Sunday 3 June 2012

Llareggub Again

It was enjoyable to hear an excerpt from "Under Milk Wood", as read by the late (and therefore probably quite cheap these days) Richard Burton, on Radio 4's "Poetry Please" this weekend (I count myself as one of their most undeceased listeners). Sadder, though, to think that the whole caboodle would stand little chance at air-time now, in this era of short attention spans and tight schedules, on account of its length. Whilst musing on this sorry state of affairs, I found myself inspired to pen a little tribute, a precis which I think conveys the Essence of what Dylan was Trying To Get At, (with a wink and a nod to a few of his Chums thrown in, how's that for value, Mrs Protheroe?)  in a today-radio friendly format of not more than five minutes or I'm switching over to listen to Steve Wright In The Afternoon. So here it is;

"LLAREGGUB AGAIN"

"It was Samuel Taylor Coleridge Sunday in a remote village in West Wales - Water, Water everywhere, nor any Drop to Drink. Mr R S Dylan Thomas shambled down Chapel Hill, nursing his spiritual decay like an old goat's rotting molar. Suddenly from the hedgerow in front of him burst Ted Edward Thomas Hughes, as it were the stink of a three-days-dead ferret. 'Lend us a fiver, R S Dylan, or I shall drive your Missus to suicide by shagging her and reading aloud from the collected works of Philip Larkin. And then I shall go back in time and lie tits up in some Flanders field.' 'Bugger off, Ted, I 'aven't got any. I just been to Aber and spent the lot on booze and tarts.' 'Right you are then.' Silence. Ahead of them in the Tregaron-grey fog loomed the impressive figure of Caitlin O'Brien Plath, the love of both their lives, half-naked with a bottle of Milk Stout clutched to each bare breast. She called out to them with the age-old cry of seduction of every true Welshwoman. 'What the bloody 'ell time do you call this, Boyo, it'd be bloody closing time if it wasn't bloody Sunday, R S Dylan, fach!' Her hair blazed fierily in the weak afternoon sunlight. 'Diw, you've never been at putting your head in the Aga again, have you, Caitlin love? Oh, she's been a Martyr to bad hair days since we switched from gas, Ted, and that's the truth.' Briefly, R S Dylan considered extinguishing her with the Stout. Then he drank the Stout. 'And put something on, woman, you look like you've been modelling for Augustus John.' 'Sooner or later, we all model for Augustus John,' she muttered darkly, in a voice pregnant with meaning (and probably Augustus John). Then, together, they fell into The Sailor's Arms, which was, and were, always open, although it was Sunday, and a Sin."

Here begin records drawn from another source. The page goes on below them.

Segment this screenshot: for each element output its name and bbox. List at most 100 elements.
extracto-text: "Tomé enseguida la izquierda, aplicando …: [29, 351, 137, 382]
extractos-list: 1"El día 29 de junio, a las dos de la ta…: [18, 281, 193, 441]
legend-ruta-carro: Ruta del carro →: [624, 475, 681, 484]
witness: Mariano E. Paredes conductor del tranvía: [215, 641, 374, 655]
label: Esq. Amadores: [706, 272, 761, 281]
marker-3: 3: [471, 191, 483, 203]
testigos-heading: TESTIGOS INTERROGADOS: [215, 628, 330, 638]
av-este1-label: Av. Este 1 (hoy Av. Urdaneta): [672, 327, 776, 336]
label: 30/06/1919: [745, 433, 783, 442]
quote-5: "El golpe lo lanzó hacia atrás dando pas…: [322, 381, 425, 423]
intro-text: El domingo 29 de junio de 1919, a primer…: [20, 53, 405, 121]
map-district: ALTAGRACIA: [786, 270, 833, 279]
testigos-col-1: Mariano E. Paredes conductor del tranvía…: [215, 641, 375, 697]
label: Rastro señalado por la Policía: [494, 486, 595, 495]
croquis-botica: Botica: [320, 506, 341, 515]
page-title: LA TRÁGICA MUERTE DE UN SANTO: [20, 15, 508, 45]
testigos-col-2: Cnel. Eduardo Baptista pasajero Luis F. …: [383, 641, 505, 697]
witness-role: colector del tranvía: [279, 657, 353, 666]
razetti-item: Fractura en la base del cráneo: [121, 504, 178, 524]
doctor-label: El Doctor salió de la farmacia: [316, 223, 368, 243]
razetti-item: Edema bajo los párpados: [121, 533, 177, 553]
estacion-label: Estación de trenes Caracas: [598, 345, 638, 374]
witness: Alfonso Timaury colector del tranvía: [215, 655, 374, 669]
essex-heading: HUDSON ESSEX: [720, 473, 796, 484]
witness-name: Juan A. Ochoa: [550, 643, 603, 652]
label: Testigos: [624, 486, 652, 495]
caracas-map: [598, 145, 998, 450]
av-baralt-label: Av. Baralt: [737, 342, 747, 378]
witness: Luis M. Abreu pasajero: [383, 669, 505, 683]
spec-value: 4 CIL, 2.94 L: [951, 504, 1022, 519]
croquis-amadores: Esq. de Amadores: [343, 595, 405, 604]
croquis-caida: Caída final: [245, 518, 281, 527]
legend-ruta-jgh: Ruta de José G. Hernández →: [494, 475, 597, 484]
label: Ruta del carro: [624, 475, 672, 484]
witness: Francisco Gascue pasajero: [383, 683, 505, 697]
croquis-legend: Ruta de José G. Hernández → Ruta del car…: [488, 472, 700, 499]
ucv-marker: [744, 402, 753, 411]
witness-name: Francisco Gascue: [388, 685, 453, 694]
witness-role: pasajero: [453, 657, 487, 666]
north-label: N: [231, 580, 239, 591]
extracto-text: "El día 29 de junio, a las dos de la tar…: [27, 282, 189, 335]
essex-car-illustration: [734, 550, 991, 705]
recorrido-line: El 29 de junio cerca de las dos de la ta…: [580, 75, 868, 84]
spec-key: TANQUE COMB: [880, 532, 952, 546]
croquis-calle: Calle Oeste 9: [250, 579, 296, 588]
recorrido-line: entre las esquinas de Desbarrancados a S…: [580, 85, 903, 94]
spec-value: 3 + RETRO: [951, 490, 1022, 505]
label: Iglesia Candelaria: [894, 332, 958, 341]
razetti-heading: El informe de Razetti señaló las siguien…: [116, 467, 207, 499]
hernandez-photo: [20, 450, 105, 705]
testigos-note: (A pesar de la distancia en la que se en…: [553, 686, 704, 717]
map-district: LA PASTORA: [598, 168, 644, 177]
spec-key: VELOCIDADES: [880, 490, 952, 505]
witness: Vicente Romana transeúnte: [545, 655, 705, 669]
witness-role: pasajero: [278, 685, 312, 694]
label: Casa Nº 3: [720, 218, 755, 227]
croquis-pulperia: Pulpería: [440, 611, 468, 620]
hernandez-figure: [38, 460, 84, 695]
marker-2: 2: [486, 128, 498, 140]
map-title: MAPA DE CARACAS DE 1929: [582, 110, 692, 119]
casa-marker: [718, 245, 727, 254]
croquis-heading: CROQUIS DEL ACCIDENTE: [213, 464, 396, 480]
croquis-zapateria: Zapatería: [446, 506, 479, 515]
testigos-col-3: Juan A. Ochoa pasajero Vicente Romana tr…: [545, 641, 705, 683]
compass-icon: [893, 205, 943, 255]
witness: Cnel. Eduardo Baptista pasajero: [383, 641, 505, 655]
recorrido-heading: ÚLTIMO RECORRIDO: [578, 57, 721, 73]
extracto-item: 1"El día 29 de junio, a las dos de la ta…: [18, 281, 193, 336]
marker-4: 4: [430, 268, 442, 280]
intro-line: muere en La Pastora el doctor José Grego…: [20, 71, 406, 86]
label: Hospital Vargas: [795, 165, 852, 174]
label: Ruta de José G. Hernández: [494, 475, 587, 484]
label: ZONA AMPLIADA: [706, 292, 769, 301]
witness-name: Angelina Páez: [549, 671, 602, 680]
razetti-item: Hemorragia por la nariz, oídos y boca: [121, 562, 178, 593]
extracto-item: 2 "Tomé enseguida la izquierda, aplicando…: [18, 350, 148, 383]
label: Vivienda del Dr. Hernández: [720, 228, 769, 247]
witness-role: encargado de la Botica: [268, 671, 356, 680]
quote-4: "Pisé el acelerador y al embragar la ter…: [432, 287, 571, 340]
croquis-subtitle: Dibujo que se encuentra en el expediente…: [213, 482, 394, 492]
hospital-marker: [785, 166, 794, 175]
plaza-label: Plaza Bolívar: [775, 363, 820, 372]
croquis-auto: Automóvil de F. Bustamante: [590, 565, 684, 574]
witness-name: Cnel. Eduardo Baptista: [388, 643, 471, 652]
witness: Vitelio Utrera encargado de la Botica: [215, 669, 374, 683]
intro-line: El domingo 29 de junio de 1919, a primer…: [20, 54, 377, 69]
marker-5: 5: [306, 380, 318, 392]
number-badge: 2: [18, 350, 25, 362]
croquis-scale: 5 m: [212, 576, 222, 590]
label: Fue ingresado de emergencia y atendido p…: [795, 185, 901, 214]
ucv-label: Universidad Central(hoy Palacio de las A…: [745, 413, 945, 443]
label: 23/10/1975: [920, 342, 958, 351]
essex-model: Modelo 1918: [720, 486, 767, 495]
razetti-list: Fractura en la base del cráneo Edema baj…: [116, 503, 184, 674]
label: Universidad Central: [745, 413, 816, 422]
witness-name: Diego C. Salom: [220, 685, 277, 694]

Just the ticket for a Sound-Bite, I thought, and how cleverly have I interwoven passing (but box-ticking) references to a good half-dozen of our modern Bards, Celtic and otherwise, thus potentially freeing up weeks of programming (and let's face it, they do go on a bit, your Poets). Let me know what you think, BBC.

[Footnote: the title of this piece was to have been "Llareggub Revisited", but then I thought, No, Evelyn, no. You stay out of this. I can't see Anthony Andrews in a leading role anywhere here.]